Investigative journalists have been trickle-feeding the unfolding chapters of the story through to the public for years now, and the Public Protector’s report confirms their findings.
Now, as these 13 RE projects are bogged down on a senior manager’s desk at Eskom, it looks as though the national utility is deliberately sidelining the RE projects, so that private coal salesmen with strong government connections can keep their business interests intact.

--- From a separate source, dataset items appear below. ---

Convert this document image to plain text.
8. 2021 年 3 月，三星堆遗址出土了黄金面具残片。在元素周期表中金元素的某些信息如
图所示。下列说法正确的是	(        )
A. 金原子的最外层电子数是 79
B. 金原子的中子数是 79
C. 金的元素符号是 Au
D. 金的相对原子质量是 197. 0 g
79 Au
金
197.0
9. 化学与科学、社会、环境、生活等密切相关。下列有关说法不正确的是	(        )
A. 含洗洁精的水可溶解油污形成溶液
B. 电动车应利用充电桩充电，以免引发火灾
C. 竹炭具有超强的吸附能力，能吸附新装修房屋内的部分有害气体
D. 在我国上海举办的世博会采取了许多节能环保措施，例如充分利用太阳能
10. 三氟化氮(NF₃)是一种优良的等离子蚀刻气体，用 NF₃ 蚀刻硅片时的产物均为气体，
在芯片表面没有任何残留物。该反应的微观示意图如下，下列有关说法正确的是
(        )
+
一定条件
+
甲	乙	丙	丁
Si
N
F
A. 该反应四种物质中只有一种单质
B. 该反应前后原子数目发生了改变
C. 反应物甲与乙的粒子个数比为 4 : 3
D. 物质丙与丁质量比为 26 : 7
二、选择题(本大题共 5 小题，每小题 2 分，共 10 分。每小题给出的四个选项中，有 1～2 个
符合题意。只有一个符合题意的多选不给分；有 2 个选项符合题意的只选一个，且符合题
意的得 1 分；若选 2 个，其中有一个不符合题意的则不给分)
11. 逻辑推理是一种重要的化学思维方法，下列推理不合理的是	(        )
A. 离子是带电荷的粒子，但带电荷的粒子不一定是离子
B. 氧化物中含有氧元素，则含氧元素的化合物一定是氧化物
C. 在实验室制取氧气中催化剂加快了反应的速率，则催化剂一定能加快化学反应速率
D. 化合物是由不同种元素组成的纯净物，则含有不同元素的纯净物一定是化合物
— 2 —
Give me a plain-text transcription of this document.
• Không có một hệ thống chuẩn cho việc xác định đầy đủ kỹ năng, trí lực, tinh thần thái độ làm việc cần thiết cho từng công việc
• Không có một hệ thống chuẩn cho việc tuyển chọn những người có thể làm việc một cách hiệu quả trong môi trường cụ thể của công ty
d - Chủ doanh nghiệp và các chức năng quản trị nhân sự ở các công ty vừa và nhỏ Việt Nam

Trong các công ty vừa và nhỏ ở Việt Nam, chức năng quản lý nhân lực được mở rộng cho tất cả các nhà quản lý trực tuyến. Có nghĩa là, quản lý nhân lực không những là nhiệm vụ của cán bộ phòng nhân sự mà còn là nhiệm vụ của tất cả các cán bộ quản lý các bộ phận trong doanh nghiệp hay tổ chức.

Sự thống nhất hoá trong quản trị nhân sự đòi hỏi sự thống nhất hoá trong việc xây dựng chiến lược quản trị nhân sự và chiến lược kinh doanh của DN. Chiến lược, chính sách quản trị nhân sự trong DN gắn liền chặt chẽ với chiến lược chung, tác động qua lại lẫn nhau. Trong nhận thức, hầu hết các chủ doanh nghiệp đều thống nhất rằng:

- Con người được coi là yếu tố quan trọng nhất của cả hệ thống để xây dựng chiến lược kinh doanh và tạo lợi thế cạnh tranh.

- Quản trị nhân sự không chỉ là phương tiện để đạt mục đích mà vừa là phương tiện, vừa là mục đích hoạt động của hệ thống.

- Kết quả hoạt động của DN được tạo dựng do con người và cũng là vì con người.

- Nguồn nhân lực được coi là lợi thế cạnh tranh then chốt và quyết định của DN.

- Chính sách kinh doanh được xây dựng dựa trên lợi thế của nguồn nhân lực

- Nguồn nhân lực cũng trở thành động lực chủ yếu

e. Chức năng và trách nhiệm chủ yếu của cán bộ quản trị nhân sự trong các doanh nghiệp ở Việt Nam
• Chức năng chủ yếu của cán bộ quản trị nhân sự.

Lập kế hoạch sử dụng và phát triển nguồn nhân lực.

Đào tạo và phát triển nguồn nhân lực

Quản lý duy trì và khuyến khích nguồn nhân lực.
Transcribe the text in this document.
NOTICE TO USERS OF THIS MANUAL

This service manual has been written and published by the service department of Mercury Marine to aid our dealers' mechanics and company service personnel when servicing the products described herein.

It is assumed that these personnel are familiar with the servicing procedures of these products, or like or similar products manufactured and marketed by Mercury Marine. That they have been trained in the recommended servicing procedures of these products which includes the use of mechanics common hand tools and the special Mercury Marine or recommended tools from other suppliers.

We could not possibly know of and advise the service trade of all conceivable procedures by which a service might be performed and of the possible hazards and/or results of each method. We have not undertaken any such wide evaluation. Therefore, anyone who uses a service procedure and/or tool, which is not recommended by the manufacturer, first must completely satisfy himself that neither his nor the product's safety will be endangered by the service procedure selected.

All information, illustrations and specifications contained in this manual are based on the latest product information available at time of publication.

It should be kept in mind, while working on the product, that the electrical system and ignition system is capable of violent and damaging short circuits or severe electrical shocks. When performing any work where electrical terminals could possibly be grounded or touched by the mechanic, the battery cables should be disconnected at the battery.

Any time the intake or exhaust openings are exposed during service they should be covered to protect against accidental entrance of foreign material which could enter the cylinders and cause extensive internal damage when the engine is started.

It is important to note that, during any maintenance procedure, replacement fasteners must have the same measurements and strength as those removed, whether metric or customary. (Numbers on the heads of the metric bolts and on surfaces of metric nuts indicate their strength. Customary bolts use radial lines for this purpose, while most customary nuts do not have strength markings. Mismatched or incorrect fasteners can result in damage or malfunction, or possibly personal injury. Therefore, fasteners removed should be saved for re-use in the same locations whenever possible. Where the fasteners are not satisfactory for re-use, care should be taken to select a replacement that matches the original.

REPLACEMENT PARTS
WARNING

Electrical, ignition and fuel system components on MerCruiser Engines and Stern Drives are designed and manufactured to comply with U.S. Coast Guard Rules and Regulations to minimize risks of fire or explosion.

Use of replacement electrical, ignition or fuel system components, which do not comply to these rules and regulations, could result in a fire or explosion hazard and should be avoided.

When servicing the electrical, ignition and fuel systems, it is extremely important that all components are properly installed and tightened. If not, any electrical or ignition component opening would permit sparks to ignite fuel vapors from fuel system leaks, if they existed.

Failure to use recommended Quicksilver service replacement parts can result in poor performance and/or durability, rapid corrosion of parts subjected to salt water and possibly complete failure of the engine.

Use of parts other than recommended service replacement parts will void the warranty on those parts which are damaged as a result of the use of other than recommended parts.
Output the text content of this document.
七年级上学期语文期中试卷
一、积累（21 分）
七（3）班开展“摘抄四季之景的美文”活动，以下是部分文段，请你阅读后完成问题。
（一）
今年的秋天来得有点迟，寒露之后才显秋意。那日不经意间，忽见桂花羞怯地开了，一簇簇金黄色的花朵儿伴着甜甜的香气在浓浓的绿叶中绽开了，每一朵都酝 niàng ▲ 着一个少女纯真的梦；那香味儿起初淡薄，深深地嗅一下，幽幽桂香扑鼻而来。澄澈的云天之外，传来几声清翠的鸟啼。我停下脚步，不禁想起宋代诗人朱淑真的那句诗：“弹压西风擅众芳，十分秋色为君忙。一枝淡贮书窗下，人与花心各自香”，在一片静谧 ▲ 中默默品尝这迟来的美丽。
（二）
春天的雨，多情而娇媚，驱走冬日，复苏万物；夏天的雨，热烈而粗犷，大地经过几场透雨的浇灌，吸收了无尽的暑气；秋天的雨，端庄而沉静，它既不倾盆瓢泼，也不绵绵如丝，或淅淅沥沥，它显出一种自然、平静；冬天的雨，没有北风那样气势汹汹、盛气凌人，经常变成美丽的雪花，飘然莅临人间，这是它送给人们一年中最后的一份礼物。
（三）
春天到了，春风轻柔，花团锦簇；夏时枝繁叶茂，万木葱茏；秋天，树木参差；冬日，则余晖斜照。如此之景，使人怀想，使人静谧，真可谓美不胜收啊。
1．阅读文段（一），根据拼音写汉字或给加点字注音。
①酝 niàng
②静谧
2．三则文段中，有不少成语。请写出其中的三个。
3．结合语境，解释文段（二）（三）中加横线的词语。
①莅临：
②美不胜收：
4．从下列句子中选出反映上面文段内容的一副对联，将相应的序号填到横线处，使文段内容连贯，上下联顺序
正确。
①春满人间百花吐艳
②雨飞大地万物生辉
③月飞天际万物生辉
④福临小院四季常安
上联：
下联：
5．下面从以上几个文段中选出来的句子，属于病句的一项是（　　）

The cost to the RE sector is considerable. In her media release this week, SAWEA’s Brenda Martin estimated that there was a combined investment value of R50 billion hanging in the balance as these delays continue. The final batch of RE projects is expected to generate 13 000 construction jobs, and nearly 2 000 operational jobs annually over the next two decades.
The industry and civil society now wait, bated breath, to see if the energy regulator will discipline Eskom and require it to step back in line with what SAWEA says are the ‘ministerial determinations’ which require it to assist and enable the rollout of this renewable programme.
Leonie Joubert is a science writer and journalist based in Cape Town, South Africa. Her work focuses on climate change, energy policy, urban food security, and giving communications support to various academic and civil society organisations.